Fase 3: La Adolescencia (La Prueba de Skoll).

Cuando un aspirante tiene la fuerza para levantar un hacha de guerra (entre los 14 y 16 inviernos), es llamado. Ya no es un cachorro. Es hora de demostrar si es un lobo o simple carnaza.

El Rito del Envío:

Los aspirantes son despojados de todo. Sin armadura, sin comida, sin pieles. Solo se les permite una única arma de hierro (un cuchillo largo o un hacha de mano) y las cenizas de un ancestro untadas en el pecho.

Go-Ern se alza ante ellos. No hay palabras de ánimo.

«Habéis comido de mi mesa. Habéis bebido mi hidromiel. Habéis sobrevivido a la Criba y a la Jauría. Ahora, pagad vuestra deuda. Id a la montaña. La luna llena que veis hoy volverá a ser llena antes de que os quiera ver de vuelta. Regresad como guerreros, o alimentad a los gusanos. ¡El Caos reclama a los débiles!»

El Desafío: Un Ciclo Lunar en los Picos.

Los aspirantes se adentran en los picos escarpados de Norsca. Allí, la fauna no es simple. El Caos impregna la tierra. Deben sobrevivir no solo al frío y al hambre, sino a los Trolls del Caos, a las Garragors y a las manadas de Bestias.

Pero su objetivo no es solo sobrevivir. Es cazar. Cómo regresen definirá su lugar en la tribu.

Los Resultados de la Prueba: El Retorno del Lobo

Tras un mes, los supervivientes regresan al campamento. El fracaso es la muerte; no hay lugar para los que se rinden. Pero el éxito… el éxito tiene muchas caras:

1. El Retorno del Guerrero 

Este el camino del cazador.

  • La Prueba: El aspirante ha sobrevivido cazando, pero sabe que no es suficiente. Para ser aceptado, debe traer un trofeo digno.
  • La Caza: Pasa su mes rastreando y dando muerte a una bestia que represente una amenaza.
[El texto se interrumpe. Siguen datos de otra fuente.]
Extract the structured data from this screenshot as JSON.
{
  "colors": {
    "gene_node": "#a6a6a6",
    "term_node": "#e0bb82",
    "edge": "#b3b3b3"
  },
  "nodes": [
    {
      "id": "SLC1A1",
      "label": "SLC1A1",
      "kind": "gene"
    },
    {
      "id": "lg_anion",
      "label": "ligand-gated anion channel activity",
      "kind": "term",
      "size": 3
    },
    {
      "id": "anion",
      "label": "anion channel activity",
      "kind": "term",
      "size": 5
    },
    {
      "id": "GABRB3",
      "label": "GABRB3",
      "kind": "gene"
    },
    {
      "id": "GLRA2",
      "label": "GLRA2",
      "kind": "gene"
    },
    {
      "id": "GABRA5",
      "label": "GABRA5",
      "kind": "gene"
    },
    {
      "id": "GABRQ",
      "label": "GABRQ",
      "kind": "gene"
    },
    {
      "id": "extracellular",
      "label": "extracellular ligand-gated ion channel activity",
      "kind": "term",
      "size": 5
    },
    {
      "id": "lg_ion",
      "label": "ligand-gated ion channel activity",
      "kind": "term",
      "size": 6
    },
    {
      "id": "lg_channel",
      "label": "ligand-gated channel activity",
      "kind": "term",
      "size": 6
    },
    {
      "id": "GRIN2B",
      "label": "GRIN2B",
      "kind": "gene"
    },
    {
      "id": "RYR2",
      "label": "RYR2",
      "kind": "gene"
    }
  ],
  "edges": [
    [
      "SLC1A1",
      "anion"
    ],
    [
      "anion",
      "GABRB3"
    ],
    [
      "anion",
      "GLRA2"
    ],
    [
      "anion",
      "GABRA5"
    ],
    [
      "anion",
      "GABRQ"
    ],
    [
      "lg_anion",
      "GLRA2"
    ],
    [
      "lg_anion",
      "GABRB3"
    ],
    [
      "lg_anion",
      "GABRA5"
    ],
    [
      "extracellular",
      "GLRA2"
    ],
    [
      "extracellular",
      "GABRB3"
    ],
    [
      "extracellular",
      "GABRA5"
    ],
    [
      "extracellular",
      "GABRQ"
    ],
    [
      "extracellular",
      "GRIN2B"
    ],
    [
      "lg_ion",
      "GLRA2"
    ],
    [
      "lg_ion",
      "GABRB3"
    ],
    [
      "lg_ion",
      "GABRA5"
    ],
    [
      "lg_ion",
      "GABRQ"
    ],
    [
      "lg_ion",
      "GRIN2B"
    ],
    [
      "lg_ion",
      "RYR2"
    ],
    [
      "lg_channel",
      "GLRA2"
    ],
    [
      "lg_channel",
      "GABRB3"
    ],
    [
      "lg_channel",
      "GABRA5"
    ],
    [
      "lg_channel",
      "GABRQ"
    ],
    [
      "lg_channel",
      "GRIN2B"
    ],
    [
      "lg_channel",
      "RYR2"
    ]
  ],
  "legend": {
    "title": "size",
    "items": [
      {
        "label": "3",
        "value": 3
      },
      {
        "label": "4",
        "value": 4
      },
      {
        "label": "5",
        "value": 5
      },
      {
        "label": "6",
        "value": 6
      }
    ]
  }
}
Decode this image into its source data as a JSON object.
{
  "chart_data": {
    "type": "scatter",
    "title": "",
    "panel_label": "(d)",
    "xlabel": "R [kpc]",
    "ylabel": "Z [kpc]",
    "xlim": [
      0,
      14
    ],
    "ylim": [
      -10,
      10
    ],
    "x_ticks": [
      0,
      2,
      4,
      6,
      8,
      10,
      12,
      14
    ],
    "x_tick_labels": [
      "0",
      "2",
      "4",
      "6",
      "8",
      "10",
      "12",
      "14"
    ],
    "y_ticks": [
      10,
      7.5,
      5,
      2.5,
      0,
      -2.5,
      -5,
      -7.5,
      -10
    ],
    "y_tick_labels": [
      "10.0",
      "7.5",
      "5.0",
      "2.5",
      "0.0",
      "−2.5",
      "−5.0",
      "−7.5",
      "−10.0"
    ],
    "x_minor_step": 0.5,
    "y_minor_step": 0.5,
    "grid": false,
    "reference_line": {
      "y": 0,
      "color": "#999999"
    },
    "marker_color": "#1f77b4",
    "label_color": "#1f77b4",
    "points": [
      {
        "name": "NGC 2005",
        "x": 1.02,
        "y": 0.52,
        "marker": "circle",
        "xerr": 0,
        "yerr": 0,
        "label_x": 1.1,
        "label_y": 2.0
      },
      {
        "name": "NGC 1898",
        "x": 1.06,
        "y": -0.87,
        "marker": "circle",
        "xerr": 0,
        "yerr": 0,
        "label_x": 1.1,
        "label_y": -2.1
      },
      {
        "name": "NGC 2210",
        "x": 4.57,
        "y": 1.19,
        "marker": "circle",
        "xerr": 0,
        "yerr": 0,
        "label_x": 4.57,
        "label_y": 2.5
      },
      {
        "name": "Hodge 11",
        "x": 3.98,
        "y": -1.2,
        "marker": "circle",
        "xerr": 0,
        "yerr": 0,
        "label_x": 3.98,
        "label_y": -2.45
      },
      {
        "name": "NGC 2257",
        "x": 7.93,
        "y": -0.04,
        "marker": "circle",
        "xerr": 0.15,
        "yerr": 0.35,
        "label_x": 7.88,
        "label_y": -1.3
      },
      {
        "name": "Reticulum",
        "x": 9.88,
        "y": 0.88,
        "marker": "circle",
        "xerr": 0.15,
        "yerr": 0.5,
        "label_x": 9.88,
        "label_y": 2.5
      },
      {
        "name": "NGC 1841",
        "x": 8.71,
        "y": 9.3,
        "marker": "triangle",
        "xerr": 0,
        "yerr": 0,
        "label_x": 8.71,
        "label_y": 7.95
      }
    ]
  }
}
Un Troll de Hielo, una Manticora joven o un grupo de Ungors a los que ha masacrado hasta el último.
  • El Estatus: Regresa al campamento portando la cabeza del Troll o el aguijón de la Manticora. Es recibido con rugidos de aprobación. Se le nombra Guerrero Ullfang y se le entrega su primer hacha de acero Norscano. Forman la espina dorsal de la tribu.

2. El Retorno del Jinete 

Este es el camino del dominio.

  • La Prueba: El aspirante no busca una presa que matar; busca un rival que dominar.
  • La Caza: Se adentra en los territorios de los Lobos de Fenrir. Localiza una manada de estas bestias puras y gigantes. No ataca a un cachorro; eso es de cobardes. Desafía a un adulto joven, un lobo lleno de fuerza primigenia.
  • La Lucha: Es una batalla brutal. No es una domesticación. Es una pelea por el alfa

El aspirante debe luchar contra el lobo con su cuchillo y sus manos, golpearlo, morderlo y doblegarlo hasta que el espíritu de la bestia reconozca a un depredador superior.

  • El Estatus: Regresa montado sobre el Fenrir, ambos cubiertos de sangre seca (la del otro). Han creado un vínculo. Se convierte en miembro de la Jauría de Fenrir, la caballería de los Ullfang  y el orgullo del clan.